1929-1930 c’est la crise économique générale. Le développement de la Maison est ralenti, mais elle tient le coup.

1931-1933 Période de conquête. Il faut prendre les marchés de BREST, ST BRIEUC, MORLAIX.

Les concurrents sont sérieux (...). Mais l’équipe est bonne, Noël COLIN, Pierre Marie LE BERRE, Michel BARGAIN et moi-même nous souvenons des aller-retour GUILVINEC-LORIENT-SAINT-BRIEUC.

La Maison FURIC devient et restera grâce à tous la principale affaire de marée du Guilvinec et l’une des plus fortes de la région.

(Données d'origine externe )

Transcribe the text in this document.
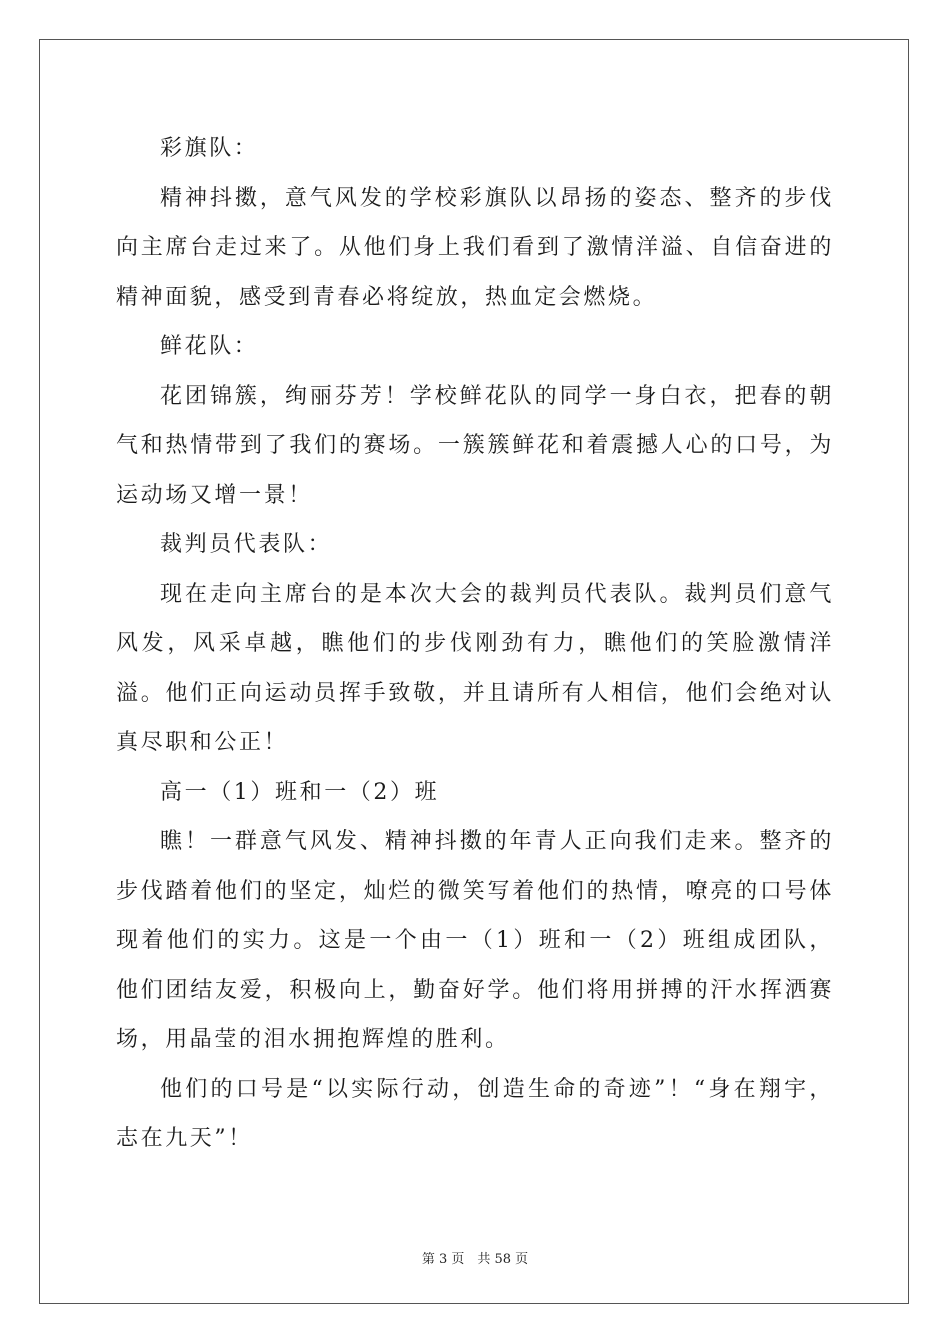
彩旗队：

精神抖擞，意气风发的学校彩旗队以昂扬的姿态、整齐的步伐向主席台走过来了。从他们身上我们看到了激情洋溢、自信奋进的精神面貌，感受到青春必将绽放，热血定会燃烧。

鲜花队：

花团锦簇，绚丽芬芳！学校鲜花队的同学一身白衣，把春的朝气和热情带到了我们的赛场。一簇簇鲜花和着震撼人心的口号，为运动场又增一景！

裁判员代表队：

现在走向主席台的是本次大会的裁判员代表队。裁判员们意气风发，风采卓越，瞧他们的步伐刚劲有力，瞧他们的笑脸激情洋溢。他们正向运动员挥手致敬，并且请所有人相信，他们会绝对认真尽职和公正！

高一（1）班和一（2）班

瞧！一群意气风发、精神抖擞的年青人正向我们走来。整齐的步伐踏着他们的坚定，灿烂的微笑写着他们的热情，嘹亮的口号体现着他们的实力。这是一个由一（1）班和一（2）班组成团队，他们团结友爱，积极向上，勤奋好学。他们将用拼搏的汗水挥洒赛场，用晶莹的泪水拥抱辉煌的胜利。

他们的口号是“以实际行动，创造生命的奇迹”！“身在翔宇，志在九天”！

第 3 页　共 58 页
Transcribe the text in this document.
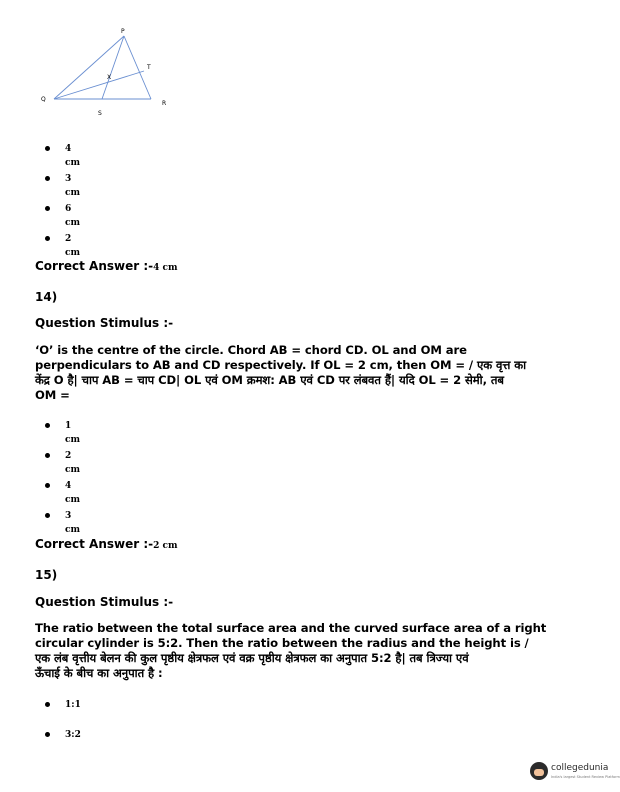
P
T
X
Q
R
S
4 cm
3 cm
6 cm
2 cm
Correct Answer :-4 cm
14)
Question Stimulus :-
‘O’ is the centre of the circle. Chord AB = chord CD. OL and OM are
perpendiculars to AB and CD respectively. If OL = 2 cm, then OM = / एक वृत्त का
केंद्र O है| चाप AB = चाप CD| OL एवं OM क्रमश: AB एवं CD पर लंबवत हैं| यदि OL = 2 सेमी, तब
OM =
1 cm
2 cm
4 cm
3 cm
Correct Answer :-2 cm
15)
Question Stimulus :-
The ratio between the total surface area and the curved surface area of a right
circular cylinder is 5:2. Then the ratio between the radius and the height is /
एक लंब वृत्तीय बेलन की कुल पृष्ठीय क्षेत्रफल एवं वक्र पृष्ठीय क्षेत्रफल का अनुपात 5:2 है| तब त्रिज्या एवं
ऊँचाई के बीच का अनुपात है :
1:1
3:2
collegedunia
India's largest Student Review Platform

Puis c’est la guerre : rien à vendre, rien à fabriquer, sauf la soupe populaire. Une période à oublier.

De 1945 à 1960, la Maison assure ses bases. La marée et la conserve se développent ensemble et régulièrement. Chaque année marque un progrès sur la précédente.

En 1960, nouvel essor : à la marée et la conserve s’ajoutent la pisciculture et le camping. Il faudra encore 10 ans de travail avant que nous parvenions au cinquantenaire. Beaucoup de chemin parcouru, beaucoup de travail en commun. Cinquante ans, cela fait 2 générations.

Jules FURIC rend hommage à la mémoire de ses parents, travailleurs infatigables, à la mémoire de collaborateurs et amis, remercie les retraités, remet des médailles du travail et conclut :

Je remercie enfin tout le personnel en activité : l’équipe de Marcel CARIOU pour la marée, mon équipe personnelle pour la conserverie, l‘équipe de Monsieur PHILIPPE pour la pisciculture, l’équipe saisonnière de Daniel BOENNEC pour le Camping.

Vers 1953 : Jules Furic auprès de son épouse Gabrielle et de leur 4 enfants accompagnés de Marcel Cariou (responsable de la marée)Anna Bargain, Suzanne Le Meur et Elisa Furic.
Années 50 : Jules Furic et 3 de ses enfants, avec quelques employés de l’entreprise posent devant les bureaux à l’entrée de la rue de Men Meur
Anna Guichaoua et Mme Cariou née Marie Le Bleisen préparation des queues de langoustines vers 1950

Dans son allocution et ses remerciements, Jules FURIC a oublié sa femme Gabrielle ! Son rôle fut très important : elle le seconde dans toutes ses activités, en particulier à la conserverie (embauche et production), et l’accompagne dans ses fréquentes tournées de clientèle à travers toute le France.

Car, pendant cette période, le travail est intense, deux autres activités étant venues s’ajouter à la marée et à la conserve.